The following is a summary of “Mortality rates among adult critical care patients with unusual or extreme values of vital signs and other physiological parameters: a retrospective study,” published in the May 2024 issue of Critical Care by Harding et al.
Researchers conducted a retrospective study identifying the associations between in-hospital mortality and extreme or unusual values of vital signs and lab results in patients with critical illness.
They analyzed data from Philips Healthcare–MIT eICU data, encompassing 166,959 adult critical care admissions across 207, U.S. hospitals (2014 to 2015). The main focus was on the deranged values recorded within the first 24 hours of admission for various physiological parameters, including vital signs (body temperature, heart rate, mean arterial pressure, and respiratory rate) and laboratory tests, albumin, bilirubin, blood pH, blood urea nitrogen, creatinine, FiO2 glucose, hematocrit, PaO2, PaCO2, sodium, 24-hour urine output, and white blood cell count (WBC).
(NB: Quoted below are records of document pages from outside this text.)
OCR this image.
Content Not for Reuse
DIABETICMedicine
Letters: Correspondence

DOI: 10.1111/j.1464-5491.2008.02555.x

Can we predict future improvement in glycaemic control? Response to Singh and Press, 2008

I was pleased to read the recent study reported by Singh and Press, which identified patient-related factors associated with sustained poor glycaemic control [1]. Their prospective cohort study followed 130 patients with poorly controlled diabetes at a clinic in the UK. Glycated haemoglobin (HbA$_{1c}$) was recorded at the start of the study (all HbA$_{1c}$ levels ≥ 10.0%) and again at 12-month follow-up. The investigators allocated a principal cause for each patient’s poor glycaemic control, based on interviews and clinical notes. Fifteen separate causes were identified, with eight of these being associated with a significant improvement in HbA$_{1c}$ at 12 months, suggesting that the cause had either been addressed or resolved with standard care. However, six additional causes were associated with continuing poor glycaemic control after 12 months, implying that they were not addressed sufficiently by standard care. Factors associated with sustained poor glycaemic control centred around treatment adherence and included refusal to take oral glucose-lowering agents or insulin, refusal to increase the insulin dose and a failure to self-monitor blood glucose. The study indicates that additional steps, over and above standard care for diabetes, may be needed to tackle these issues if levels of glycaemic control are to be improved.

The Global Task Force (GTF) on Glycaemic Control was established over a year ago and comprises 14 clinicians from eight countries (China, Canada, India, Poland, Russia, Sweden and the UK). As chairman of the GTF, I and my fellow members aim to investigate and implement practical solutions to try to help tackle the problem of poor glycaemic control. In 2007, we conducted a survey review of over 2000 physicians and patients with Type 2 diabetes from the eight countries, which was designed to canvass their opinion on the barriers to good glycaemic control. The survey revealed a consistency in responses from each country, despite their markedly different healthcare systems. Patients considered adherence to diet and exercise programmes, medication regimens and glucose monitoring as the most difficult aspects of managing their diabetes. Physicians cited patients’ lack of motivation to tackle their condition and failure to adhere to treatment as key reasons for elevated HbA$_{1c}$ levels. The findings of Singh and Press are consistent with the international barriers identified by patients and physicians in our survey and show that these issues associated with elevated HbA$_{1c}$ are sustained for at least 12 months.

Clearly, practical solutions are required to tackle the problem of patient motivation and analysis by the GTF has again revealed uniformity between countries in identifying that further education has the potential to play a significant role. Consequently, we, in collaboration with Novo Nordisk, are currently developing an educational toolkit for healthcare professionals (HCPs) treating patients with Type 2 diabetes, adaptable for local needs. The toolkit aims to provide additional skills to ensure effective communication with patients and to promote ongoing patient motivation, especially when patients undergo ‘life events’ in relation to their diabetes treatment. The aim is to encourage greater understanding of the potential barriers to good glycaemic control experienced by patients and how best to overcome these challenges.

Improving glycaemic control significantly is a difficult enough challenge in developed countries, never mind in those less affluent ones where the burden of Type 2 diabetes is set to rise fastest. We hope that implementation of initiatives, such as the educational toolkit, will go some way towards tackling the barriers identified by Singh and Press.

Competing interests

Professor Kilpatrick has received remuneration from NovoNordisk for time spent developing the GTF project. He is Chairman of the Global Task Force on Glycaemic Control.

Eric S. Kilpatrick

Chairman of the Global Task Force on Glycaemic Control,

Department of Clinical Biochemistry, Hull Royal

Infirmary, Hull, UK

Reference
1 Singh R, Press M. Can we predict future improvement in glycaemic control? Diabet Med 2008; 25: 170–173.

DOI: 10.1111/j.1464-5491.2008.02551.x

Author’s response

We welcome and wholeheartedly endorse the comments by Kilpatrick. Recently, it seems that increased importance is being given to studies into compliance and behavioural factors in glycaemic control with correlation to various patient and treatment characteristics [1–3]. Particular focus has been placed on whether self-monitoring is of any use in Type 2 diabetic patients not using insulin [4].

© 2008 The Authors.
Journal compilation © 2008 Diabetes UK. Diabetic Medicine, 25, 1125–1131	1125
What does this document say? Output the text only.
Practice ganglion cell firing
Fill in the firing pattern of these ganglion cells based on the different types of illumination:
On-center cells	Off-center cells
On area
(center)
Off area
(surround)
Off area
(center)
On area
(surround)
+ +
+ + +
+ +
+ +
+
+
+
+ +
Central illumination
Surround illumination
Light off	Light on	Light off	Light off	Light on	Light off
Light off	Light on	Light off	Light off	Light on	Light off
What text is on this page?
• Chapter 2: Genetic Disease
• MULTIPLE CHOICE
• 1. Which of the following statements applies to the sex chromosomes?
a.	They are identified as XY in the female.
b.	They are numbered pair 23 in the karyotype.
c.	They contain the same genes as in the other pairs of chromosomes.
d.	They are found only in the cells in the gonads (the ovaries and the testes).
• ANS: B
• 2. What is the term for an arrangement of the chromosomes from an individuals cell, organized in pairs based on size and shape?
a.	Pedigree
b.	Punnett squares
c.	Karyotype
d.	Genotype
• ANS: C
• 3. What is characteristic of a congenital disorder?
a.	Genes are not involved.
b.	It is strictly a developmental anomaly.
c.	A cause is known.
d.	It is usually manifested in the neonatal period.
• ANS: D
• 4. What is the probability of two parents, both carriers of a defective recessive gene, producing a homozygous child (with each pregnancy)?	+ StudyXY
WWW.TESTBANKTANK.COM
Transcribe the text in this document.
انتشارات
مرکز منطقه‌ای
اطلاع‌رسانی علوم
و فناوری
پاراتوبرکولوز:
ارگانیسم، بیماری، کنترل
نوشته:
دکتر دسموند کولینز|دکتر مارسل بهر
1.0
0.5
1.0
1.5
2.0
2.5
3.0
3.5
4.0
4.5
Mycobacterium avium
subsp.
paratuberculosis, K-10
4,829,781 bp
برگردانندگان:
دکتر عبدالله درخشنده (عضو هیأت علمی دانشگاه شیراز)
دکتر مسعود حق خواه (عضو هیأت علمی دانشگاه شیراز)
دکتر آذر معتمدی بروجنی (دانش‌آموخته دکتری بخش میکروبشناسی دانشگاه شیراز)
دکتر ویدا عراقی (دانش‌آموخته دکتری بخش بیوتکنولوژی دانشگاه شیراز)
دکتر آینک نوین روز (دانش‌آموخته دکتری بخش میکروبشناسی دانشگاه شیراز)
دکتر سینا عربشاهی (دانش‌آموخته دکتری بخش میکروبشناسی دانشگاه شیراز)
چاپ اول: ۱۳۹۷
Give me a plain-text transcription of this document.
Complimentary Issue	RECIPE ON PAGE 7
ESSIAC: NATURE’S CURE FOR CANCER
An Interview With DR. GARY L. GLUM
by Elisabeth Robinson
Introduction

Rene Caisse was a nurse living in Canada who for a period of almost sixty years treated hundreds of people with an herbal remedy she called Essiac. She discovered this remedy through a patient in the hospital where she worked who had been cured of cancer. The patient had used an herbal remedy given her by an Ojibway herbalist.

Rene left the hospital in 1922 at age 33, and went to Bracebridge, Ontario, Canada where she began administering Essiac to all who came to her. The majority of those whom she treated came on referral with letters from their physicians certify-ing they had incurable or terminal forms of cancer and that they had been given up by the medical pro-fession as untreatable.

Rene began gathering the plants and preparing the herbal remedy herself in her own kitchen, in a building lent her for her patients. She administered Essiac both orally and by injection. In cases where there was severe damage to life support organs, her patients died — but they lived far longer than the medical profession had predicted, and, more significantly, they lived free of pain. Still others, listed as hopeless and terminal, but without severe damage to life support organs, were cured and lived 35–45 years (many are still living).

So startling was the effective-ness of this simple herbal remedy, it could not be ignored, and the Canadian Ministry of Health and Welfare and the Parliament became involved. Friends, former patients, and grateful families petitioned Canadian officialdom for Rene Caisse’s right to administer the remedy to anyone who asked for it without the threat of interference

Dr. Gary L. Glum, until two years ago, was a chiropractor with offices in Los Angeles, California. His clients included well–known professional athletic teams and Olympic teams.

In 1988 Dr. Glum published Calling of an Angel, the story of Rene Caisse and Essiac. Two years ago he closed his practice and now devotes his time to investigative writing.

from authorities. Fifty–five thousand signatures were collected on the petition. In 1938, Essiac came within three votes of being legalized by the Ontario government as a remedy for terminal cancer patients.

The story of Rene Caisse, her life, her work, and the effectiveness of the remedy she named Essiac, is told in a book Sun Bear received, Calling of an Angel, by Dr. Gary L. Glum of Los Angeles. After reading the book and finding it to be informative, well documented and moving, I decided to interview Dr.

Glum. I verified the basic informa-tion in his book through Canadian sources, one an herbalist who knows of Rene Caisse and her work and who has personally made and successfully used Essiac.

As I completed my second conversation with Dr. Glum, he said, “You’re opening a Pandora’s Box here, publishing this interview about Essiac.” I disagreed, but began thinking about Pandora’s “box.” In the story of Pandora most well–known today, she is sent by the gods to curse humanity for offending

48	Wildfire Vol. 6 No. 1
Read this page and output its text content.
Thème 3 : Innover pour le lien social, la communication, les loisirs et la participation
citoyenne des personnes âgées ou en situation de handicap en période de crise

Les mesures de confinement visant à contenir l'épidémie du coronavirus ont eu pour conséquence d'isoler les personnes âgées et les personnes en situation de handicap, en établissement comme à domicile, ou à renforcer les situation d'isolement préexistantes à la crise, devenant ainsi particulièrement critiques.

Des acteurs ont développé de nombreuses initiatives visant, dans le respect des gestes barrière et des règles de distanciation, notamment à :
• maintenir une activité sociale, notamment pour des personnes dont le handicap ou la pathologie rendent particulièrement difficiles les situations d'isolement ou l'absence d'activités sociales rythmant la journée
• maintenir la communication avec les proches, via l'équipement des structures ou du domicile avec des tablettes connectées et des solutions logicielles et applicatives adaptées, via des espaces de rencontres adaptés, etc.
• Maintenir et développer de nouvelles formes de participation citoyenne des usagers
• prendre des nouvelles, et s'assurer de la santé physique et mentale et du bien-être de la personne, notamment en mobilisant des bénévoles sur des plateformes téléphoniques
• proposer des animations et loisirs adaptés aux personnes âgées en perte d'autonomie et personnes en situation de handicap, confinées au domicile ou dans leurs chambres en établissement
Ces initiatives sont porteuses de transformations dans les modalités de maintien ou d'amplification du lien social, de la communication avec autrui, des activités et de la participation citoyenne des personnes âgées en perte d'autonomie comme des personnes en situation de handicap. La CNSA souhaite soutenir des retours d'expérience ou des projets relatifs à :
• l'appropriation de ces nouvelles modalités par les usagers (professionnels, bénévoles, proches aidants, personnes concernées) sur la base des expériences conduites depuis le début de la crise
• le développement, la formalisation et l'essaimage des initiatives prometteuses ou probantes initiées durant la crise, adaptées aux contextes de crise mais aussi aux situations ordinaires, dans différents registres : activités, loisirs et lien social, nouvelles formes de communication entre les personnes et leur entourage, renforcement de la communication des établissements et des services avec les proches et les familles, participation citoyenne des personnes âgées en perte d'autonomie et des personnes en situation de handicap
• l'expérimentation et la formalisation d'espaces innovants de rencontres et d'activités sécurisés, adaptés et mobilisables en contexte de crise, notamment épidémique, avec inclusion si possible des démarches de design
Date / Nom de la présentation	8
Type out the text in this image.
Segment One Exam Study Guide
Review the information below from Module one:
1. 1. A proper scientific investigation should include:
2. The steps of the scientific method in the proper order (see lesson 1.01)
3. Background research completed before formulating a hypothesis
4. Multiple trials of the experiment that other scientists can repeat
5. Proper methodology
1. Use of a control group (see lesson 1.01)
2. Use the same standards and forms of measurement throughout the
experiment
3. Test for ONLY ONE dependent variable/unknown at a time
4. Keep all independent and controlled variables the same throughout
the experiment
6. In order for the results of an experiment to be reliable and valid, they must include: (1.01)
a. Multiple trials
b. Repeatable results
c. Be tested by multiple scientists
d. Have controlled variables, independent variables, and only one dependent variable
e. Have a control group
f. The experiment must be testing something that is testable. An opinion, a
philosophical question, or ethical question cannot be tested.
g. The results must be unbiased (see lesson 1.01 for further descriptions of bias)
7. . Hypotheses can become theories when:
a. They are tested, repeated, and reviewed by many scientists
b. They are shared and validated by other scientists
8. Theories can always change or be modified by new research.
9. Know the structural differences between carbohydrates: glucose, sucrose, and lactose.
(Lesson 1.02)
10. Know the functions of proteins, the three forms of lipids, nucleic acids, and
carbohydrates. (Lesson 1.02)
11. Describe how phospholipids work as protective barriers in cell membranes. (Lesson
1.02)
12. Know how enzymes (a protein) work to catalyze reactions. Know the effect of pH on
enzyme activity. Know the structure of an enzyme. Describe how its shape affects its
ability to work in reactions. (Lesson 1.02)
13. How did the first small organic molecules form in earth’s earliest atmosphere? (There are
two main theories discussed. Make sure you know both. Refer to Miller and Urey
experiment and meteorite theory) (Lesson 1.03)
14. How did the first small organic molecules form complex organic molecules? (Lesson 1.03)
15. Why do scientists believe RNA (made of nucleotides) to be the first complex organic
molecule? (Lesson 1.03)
The result showed a significant association between in-hospital mortality and extreme values of specific physiological parameters. The in-hospital mortality rates reached or exceeded 50% for patients with very low blood pH, abnormally low or high body temperature, low albumin levels, low blood sugar, and a slow heart rate. Slight variations in measured values were associated with several-fold increases in mortality rates. A common practice of categorizing physiological parameters masked the high and sudden increase in death rates. Blood pH, body temperature, and FiO2 emerged as the strongest predictors of in-hospital mortality, with scaled Brier scores of 0.084, 0.063, and 0.049, respectively.
Investigators concluded that extreme vital signs and lab values strongly predicted mortality in critical care despite being undervalued due to common practice and ease of obtaining vital signs.